For the OnlyOnceTrigger you can use something like this from my test-cases:

    private final AtomicBoolean invoked = new AtomicBoolean();

    public Date nextExecutionTime(TriggerContext triggerContext) {
        return this.invoked.getAndSet(true) ? null : new Date();
    }

...

    e -> e.poller(p -> p.trigger(this::nextExecutionTime))

For unzipping your file you should do something like this:

.<File, InputStream>transform(p -> new GZIPInputStream(new FileInputStream(p)))

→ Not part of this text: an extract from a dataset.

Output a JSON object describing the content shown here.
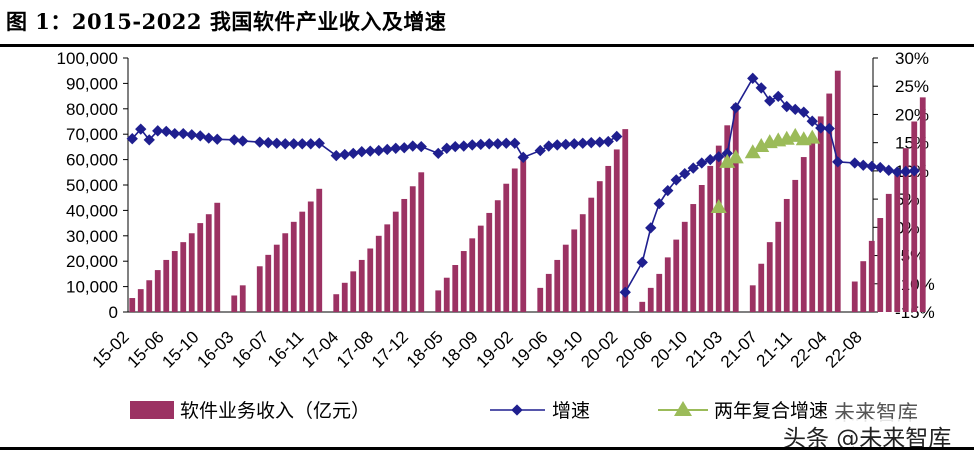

And you must do this just because there is a FileSplitter out-of-the-box component to read files line by line and emit message for each of them. And that one supports InputStream as a payload to allow you to avoid loading the entire file to the memory.

So, the next EIP-method in your IntegrationFlow is like:

.split(new FileSplitter())

Not sure after that if you need to aggregate each domain object to some list to make the further batch insertion, because you can do that one by one distributing them via ExecutorChannel

As you see there is no reason in the delete unpacked file step.

As well as in the last delete all *.gz files step. Just because you may rely on the AcceptOnceFileListFilter to avoid re-reading the same file on the next poll task.

Let me know if I have missed anything.